This February, with no warning at all, my wife told me it was over. I was blindsided. Sure, our marriage was far from perfect, and we’d had our fights, but I’d never expected anything to happen so suddenly. One day, things had seemed fine. The next, the love of my life was gone, and with horror I realized she’d taken all my belts with her.
Nothing can prepare you for that emotional blow: simultaneously losing your soulmate and your primary means of keeping loose-fitting pants from falling down. I raced upstairs, where I confirmed my worst fears. My wife was gone and my main belt rack was empty of belts: a deserted wasteland. Brown belts, black belts, woven belts, glossy belts—many dozens of belts had disappeared. For so long, they were there, and now, suddenly, they weren’t.
I remember how empty the house felt in those first few weeks. In place of our usual morning routine was a void. Where once we had cooked eggs and, with my jeans comfortably secured at my waist, talked idly about our lives, now all I could do was pace, beltless and alone in the morning light, trying to figure out what went wrong. In the evenings, I’d set the table for two out of habit. Then I’d reach down to adjust my belt and find that my pants had fallen all the way down to my feet.
Nothing can prepare you for that emotional blow: simultaneously losing your soulmate and your primary means of keeping loose-fitting pants from falling down.
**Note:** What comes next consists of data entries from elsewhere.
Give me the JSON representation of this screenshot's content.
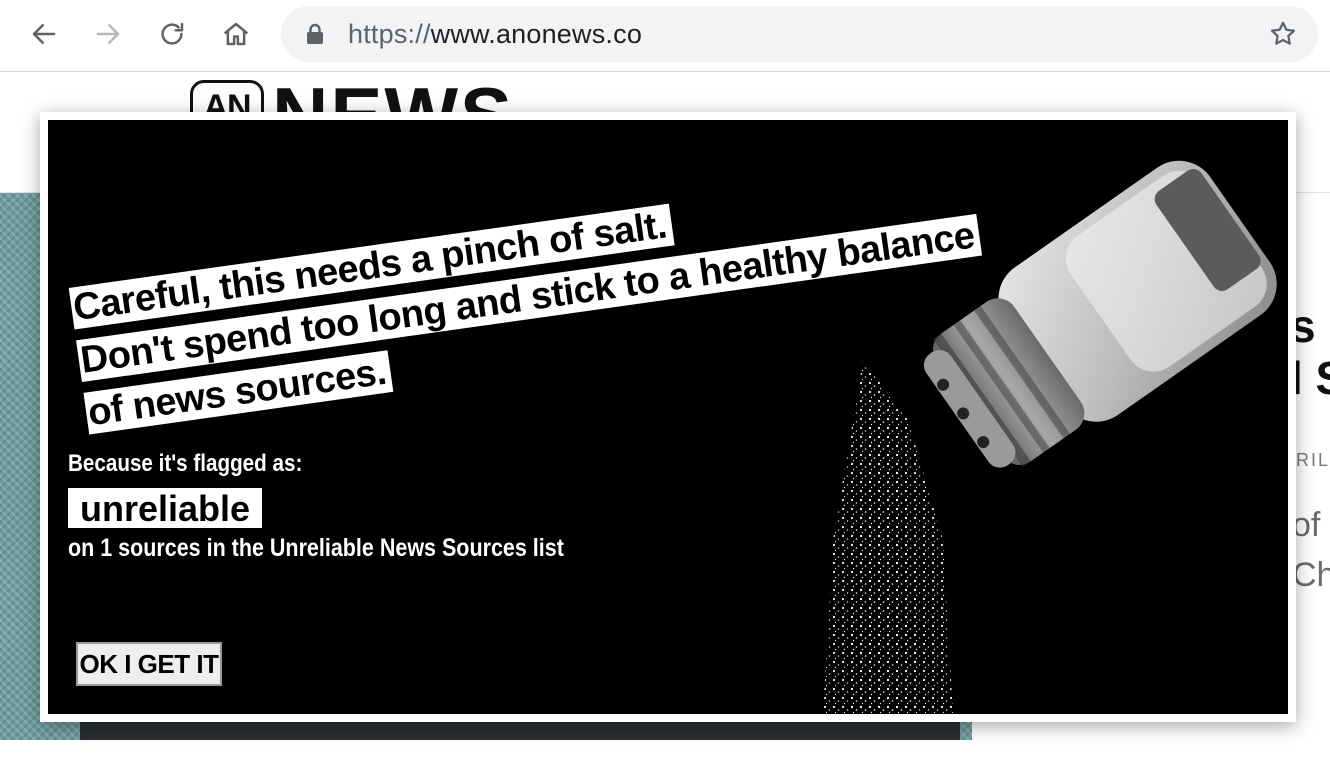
{
  "browser": {
    "url_scheme": "https://",
    "url_host": "www.anonews.co"
  },
  "site": {
    "logo_badge": "AN",
    "logo_word": "NEWS",
    "side_headline_line1": "s",
    "side_headline_line2": "l S",
    "side_date": "RIL",
    "side_summary_line1": "of",
    "side_summary_line2": "Ch"
  },
  "modal": {
    "headline_line1": "Careful, this needs a pinch of salt.",
    "headline_line2": "Don't spend too long and stick to a healthy balance",
    "headline_line3": "of news sources.",
    "flag_intro": "Because it's flagged as:",
    "flag_label": "unreliable",
    "flag_source": "on 1 sources in the Unreliable News Sources list",
    "ok_button": "OK I GET IT"
  },
  "icons": {
    "back": "arrow-left-icon",
    "forward": "arrow-right-icon",
    "reload": "reload-icon",
    "home": "home-icon",
    "lock": "lock-icon",
    "bookmark": "star-icon",
    "salt": "salt-shaker-icon"
  },
  "colors": {
    "modal_background": "#000000",
    "highlight": "#ffffff",
    "omnibox": "#f1f3f4",
    "hero": "#6f9ea1"
  }
}
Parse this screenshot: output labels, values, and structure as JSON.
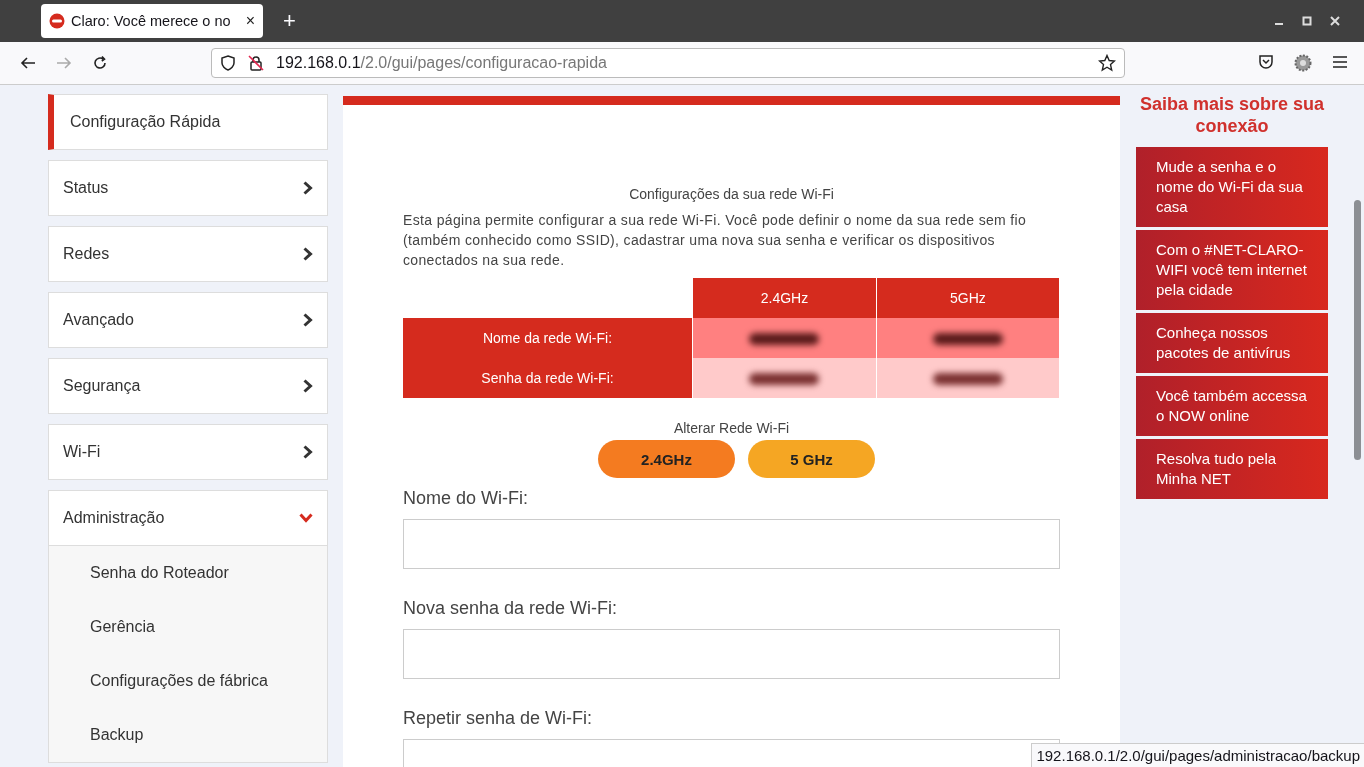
{
  "browser": {
    "tab": {
      "title": "Claro: Você merece o no",
      "close": "×",
      "selected": true
    },
    "new_tab": "+",
    "nav": {
      "forward_disabled": true
    },
    "url": {
      "host": "192.168.0.1",
      "path": "/2.0/gui/pages/configuracao-rapida"
    }
  },
  "sidebar": {
    "items": [
      {
        "label": "Configuração Rápida",
        "kind": "link",
        "selected": true
      },
      {
        "label": "Status",
        "kind": "group",
        "selected": false,
        "expanded": false
      },
      {
        "label": "Redes",
        "kind": "group",
        "selected": false,
        "expanded": false
      },
      {
        "label": "Avançado",
        "kind": "group",
        "selected": false,
        "expanded": false
      },
      {
        "label": "Segurança",
        "kind": "group",
        "selected": false,
        "expanded": false
      },
      {
        "label": "Wi-Fi",
        "kind": "group",
        "selected": false,
        "expanded": false
      },
      {
        "label": "Administração",
        "kind": "group",
        "selected": false,
        "expanded": true,
        "children": [
          {
            "label": "Senha do Roteador"
          },
          {
            "label": "Gerência"
          },
          {
            "label": "Configurações de fábrica"
          },
          {
            "label": "Backup"
          }
        ]
      }
    ]
  },
  "main": {
    "title": "Configurações da sua rede Wi-Fi",
    "description": "Esta página permite configurar a sua rede Wi-Fi. Você pode definir o nome da sua rede sem fio (também conhecido como SSID), cadastrar uma nova sua senha e verificar os dispositivos conectados na sua rede.",
    "table": {
      "columns": [
        "2.4GHz",
        "5GHz"
      ],
      "rows": [
        {
          "label": "Nome da rede Wi-Fi:"
        },
        {
          "label": "Senha da rede Wi-Fi:"
        }
      ]
    },
    "switch": {
      "label": "Alterar Rede Wi-Fi",
      "buttons": [
        {
          "label": "2.4GHz",
          "selected": true
        },
        {
          "label": "5 GHz",
          "selected": false
        }
      ]
    },
    "fields": [
      {
        "label": "Nome do Wi-Fi:"
      },
      {
        "label": "Nova senha da rede Wi-Fi:"
      },
      {
        "label": "Repetir senha de Wi-Fi:"
      }
    ]
  },
  "aside": {
    "title": "Saiba mais sobre sua conexão",
    "links": [
      "Mude a senha e o nome do Wi-Fi da sua casa",
      "Com o #NET-CLARO-WIFI você tem internet pela cidade",
      "Conheça nossos pacotes de antivírus",
      "Você também accessa o NOW online",
      "Resolva tudo pela Minha NET"
    ]
  },
  "status_tip": "192.168.0.1/2.0/gui/pages/administracao/backup"
}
Soon, I saw that I couldn’t go on like this forever. There was no use obsessing over whether or not my wife was using the belts, whether she had thrown them away, whether she still loved me, or how she’d so thoroughly collected all the stray belts that had once littered the floors of our house. The living room, which had once been a sprawling graveyard of my beautiful discarded and broken belts, was now bare, and I had to accept that crying for hours wasn’t going to bring my belts back.
I learned to stop scouring my memory for warning signs in the last days of our marriage. Had I overlooked my wife’s needs? Had I talked too much about my expansive troves of belts, at the expense of our relationship? Were the belts themselves, covering every spare inch of space in our house, part of the issue? These are pointless questions. That’s in the past.
Now, I’m dating again. It’s been a slow climb, and I’m only just now starting to feel comfortable. Even though I haven’t bought any new belts, I’ve bought a lot of nice basketball shorts, which I think is a good start. As a rule, I don’t like to bring up my ex-wife on first dates—there’s still too much pain. But if the date’s going well, and the moment feels right, sometimes I talk about my belts. The many belts I owned, in another life.